Since the lines of clothes have narrowed down, new silhouettes are highlighted by the sparkle of geometric-shaped glass jewels. A few such pieces would suffice, although some of the models at the New York showings were strung like Christmas trees.

The fashionable alternative is the large piece of lucite jewelry. The most effective accessories at the Adolfo showing were coin-sized plastic earrings from Tegg Designs.

To return to the transluscent glass ornaments, they are also found on handbag clasps and belts, imitating emeralds, rubies or sapphires, often set in art deco designs of pewter-toned metal.

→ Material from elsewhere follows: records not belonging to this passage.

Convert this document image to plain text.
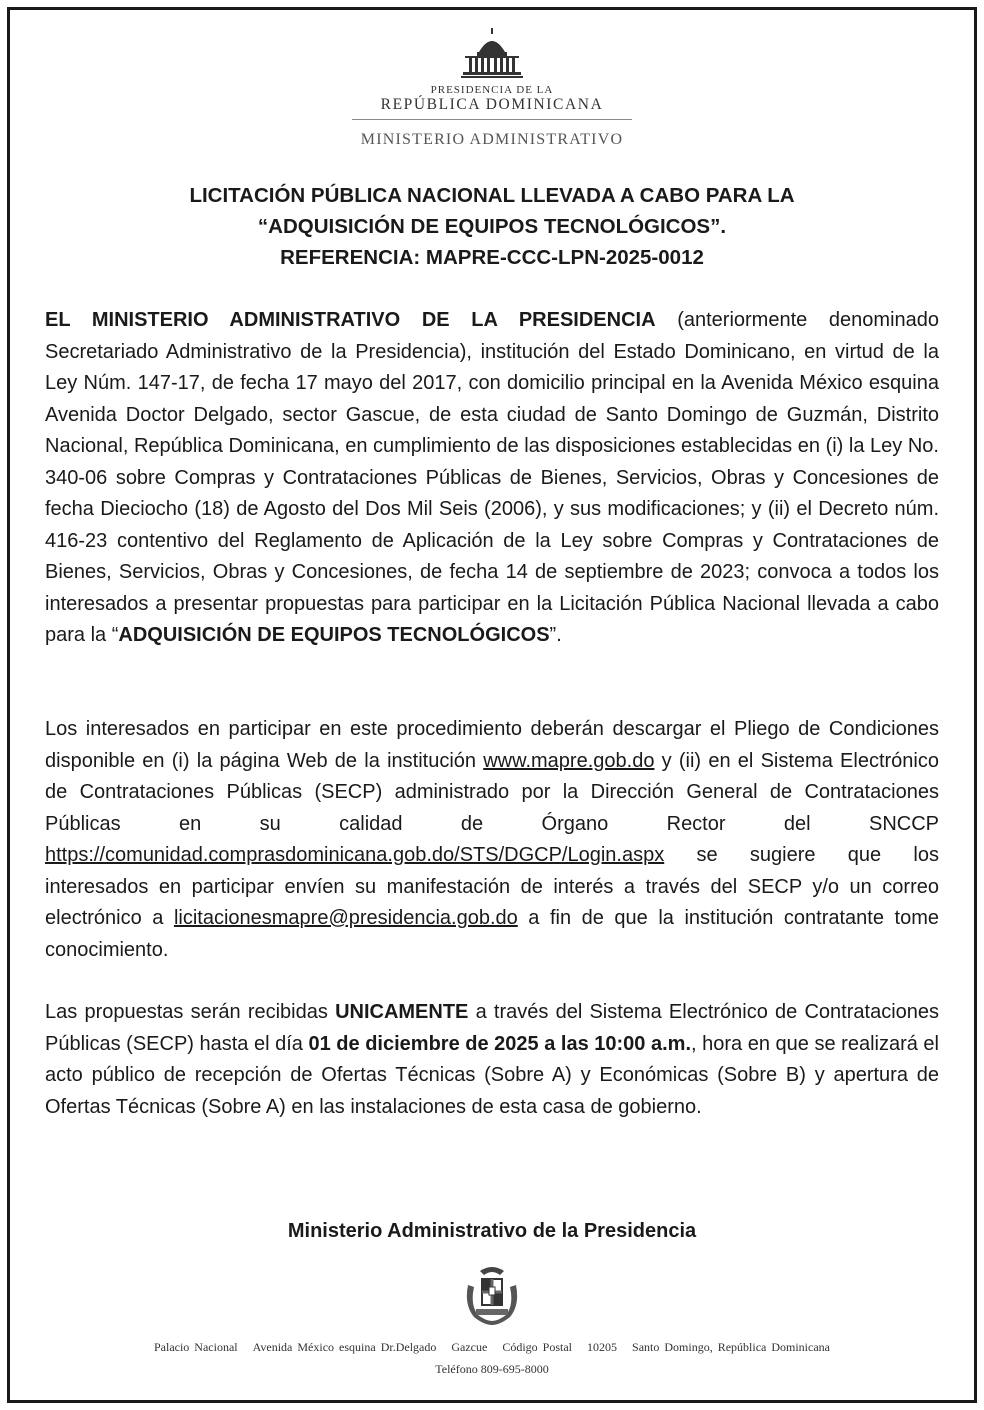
PRESIDENCIA DE LA
REPÚBLICA DOMINICANA
MINISTERIO ADMINISTRATIVO
LICITACIÓN PÚBLICA NACIONAL LLEVADA A CABO PARA LA
“ADQUISICIÓN DE EQUIPOS TECNOLÓGICOS”.
REFERENCIA: MAPRE-CCC-LPN-2025-0012
EL MINISTERIO ADMINISTRATIVO DE LA PRESIDENCIA (anteriormente denominado Secretariado Administrativo de la Presidencia), institución del Estado Dominicano, en virtud de la Ley Núm. 147-17, de fecha 17 mayo del 2017, con domicilio principal en la Avenida México esquina Avenida Doctor Delgado, sector Gascue, de esta ciudad de Santo Domingo de Guzmán, Distrito Nacional, República Dominicana, en cumplimiento de las disposiciones establecidas en (i) la Ley No. 340-06 sobre Compras y Contrataciones Públicas de Bienes, Servicios, Obras y Concesiones de fecha Dieciocho (18) de Agosto del Dos Mil Seis (2006), y sus modificaciones; y (ii) el Decreto núm. 416-23 contentivo del Reglamento de Aplicación de la Ley sobre Compras y Contrataciones de Bienes, Servicios, Obras y Concesiones, de fecha 14 de septiembre de 2023; convoca a todos los interesados a presentar propuestas para participar en la Licitación Pública Nacional llevada a cabo para la “ADQUISICIÓN DE EQUIPOS TECNOLÓGICOS”.
Los interesados en participar en este procedimiento deberán descargar el Pliego de Condiciones disponible en (i) la página Web de la institución www.mapre.gob.do y (ii) en el Sistema Electrónico de Contrataciones Públicas (SECP) administrado por la Dirección General de Contrataciones Públicas en su calidad de Órgano Rector del SNCCP https://comunidad.comprasdominicana.gob.do/STS/DGCP/Login.aspx se sugiere que los interesados en participar envíen su manifestación de interés a través del SECP y/o un correo electrónico a licitacionesmapre@presidencia.gob.do a fin de que la institución contratante tome conocimiento.
Las propuestas serán recibidas UNICAMENTE a través del Sistema Electrónico de Contrataciones Públicas (SECP) hasta el día 01 de diciembre de 2025 a las 10:00 a.m., hora en que se realizará el acto público de recepción de Ofertas Técnicas (Sobre A) y Económicas (Sobre B) y apertura de Ofertas Técnicas (Sobre A) en las instalaciones de esta casa de gobierno.
Ministerio Administrativo de la Presidencia
Palacio Nacional Avenida México esquina Dr.Delgado Gazcue Código Postal 10205 Santo Domingo, República Dominicana
Teléfono 809-695-8000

The key hat shape of the season is the wide-brimmed boater worn straight but slightly back off the forehead. It gives the right balance to the wide-shouldered but otherwise slender silhouette. Not every sailor straw comes in black, white, or natural, however. Many have been dyed red, blue, green, or even lavender.

Envelope and satchel shapes predominate in handbags, but the capacious feedbag and many-pocketed shoulder bag will be in good supply. Color - possibly matched to a belt - is news in the handbag category. Sumptuous materials, silk rope shoulder straps, and tasseled zippers are features for dressier occasions.

Gloves have been making a comeback, and although wearing them in warm weather may strike some as an unnecessary bother, others will welcome their return.

The latest in gloves is the antithesis of practicality. Fanciful gauntlets with jet beading, filmy organzas with frilled cuffs, and crochet laces dyed in hot colors are some of the offerings.

Those who elect to wear a strapless peplummed dinner dress are advised to follow the lead of Calvin Klein and complete the '50s look by adding elbow-length colored satin gloves. Or was that the '40s? No matter. When the idea flourished, it was a good one. A bare top needs compensating coverage for the polished look that is now considered essential.